A02 Cryptographic Failures - OWASP Top 10:2021
The A02 Cryptographic Failures vulnerability exposes sensitive data in web apps, from weak encryption to key management issues. Learn prevention strategies.
Overview
A02 Cryptographic Failures is the second most critical vulnerability in the OWASP Top 10:2021 list. It focuses on failures related to cryptography, which often lead to exposure of sensitive data. This includes issues such as the use of weak or outdated cryptographic algorithms, insecure key management, lack of encryption enforcement, and more.
Description
The A02 Cryptographic Failures vulnerability deals with the failures related to cryptography in web applications. These failures can lead to the exposure of sensitive data such as passwords, credit card numbers, and personal information. The vulnerability encompasses issues such as the use of weak cryptographic algorithms, insecure key management practices, lack of encryption enforcement, and improper handling of cryptographic errors.
How to Prevent ?
To prevent A02 Cryptographic Failures, it is important to follow best practices in cryptography. This includes properly classifying and protecting sensitive data, encrypting data at rest and in transit, using up-to-date and strong cryptographic algorithms, enforcing encryption through secure protocols like TLS, implementing secure key management practices, and avoiding the use of deprecated cryptographic functions and padding schemes.
Example Attack Scenarios:
Scenario 1: SQL Injection and Automatic Decryption: In this scenario, an application encrypts credit card numbers in a database using automatic database encryption. However, a SQL injection flaw allows an attacker to retrieve the credit card numbers in clear text, as the data is automatically decrypted when retrieved.

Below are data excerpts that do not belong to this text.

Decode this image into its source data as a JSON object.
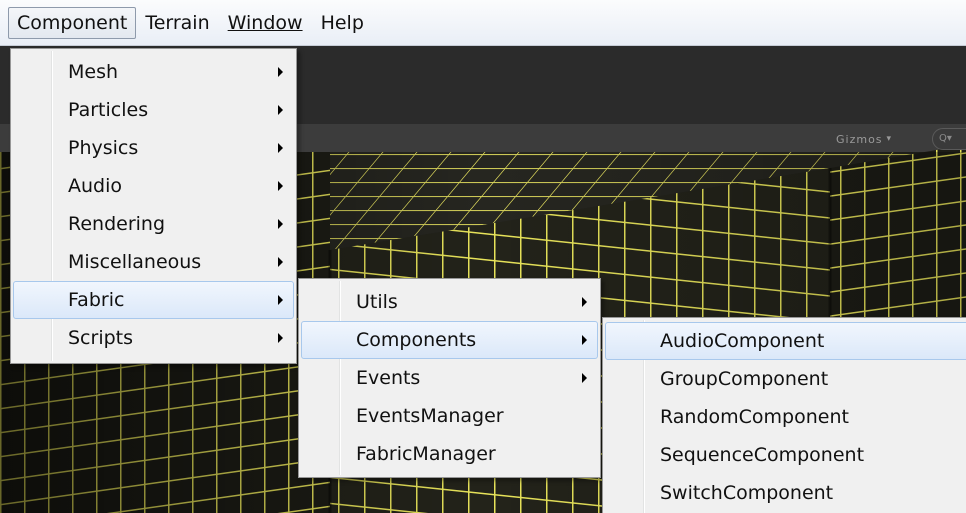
{
  "menubar": {
    "items": [
      {
        "label": "Component",
        "active": true
      },
      {
        "label": "Terrain",
        "active": false
      },
      {
        "label": "Window",
        "active": false
      },
      {
        "label": "Help",
        "active": false
      }
    ]
  },
  "component_menu": {
    "items": [
      {
        "label": "Mesh",
        "submenu": true
      },
      {
        "label": "Particles",
        "submenu": true
      },
      {
        "label": "Physics",
        "submenu": true
      },
      {
        "label": "Audio",
        "submenu": true
      },
      {
        "label": "Rendering",
        "submenu": true
      },
      {
        "label": "Miscellaneous",
        "submenu": true
      },
      {
        "label": "Fabric",
        "submenu": true,
        "highlighted": true
      },
      {
        "label": "Scripts",
        "submenu": true
      }
    ]
  },
  "fabric_menu": {
    "items": [
      {
        "label": "Utils",
        "submenu": true
      },
      {
        "label": "Components",
        "submenu": true,
        "highlighted": true
      },
      {
        "label": "Events",
        "submenu": true
      },
      {
        "label": "EventsManager",
        "submenu": false
      },
      {
        "label": "FabricManager",
        "submenu": false
      }
    ]
  },
  "components_menu": {
    "items": [
      {
        "label": "AudioComponent",
        "highlighted": true
      },
      {
        "label": "GroupComponent"
      },
      {
        "label": "RandomComponent"
      },
      {
        "label": "SequenceComponent"
      },
      {
        "label": "SwitchComponent"
      }
    ]
  },
  "scene_toolbar": {
    "gizmos_label": "Gizmos",
    "search_placeholder": "Q▾"
  },
  "colors": {
    "grid_line": "#e8e45a",
    "scene_dark": "#1b1b14",
    "menu_bg": "#f0f0f0",
    "highlight_border": "#a8c8ec"
  }
}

Scenario 2: Downgrading HTTPS to HTTP: In this scenario, a website does not use or enforce TLS for all pages or supports weak encryption. An attacker intercepts the user's session cookie by downgrading the connection from HTTPS to HTTP and replays the cookie to hijack the user's authenticated session. This allows the attacker to access or modify the user's private data.
Scenario 3: Hash Cracking through Unsalted Passwords: In this scenario, a password database uses unsalted or simple hashes to store passwords. An attacker exploits a file upload flaw to retrieve the password database and crack the unsalted hashes using pre-calculated rainbow tables or GPU-based cracking techniques.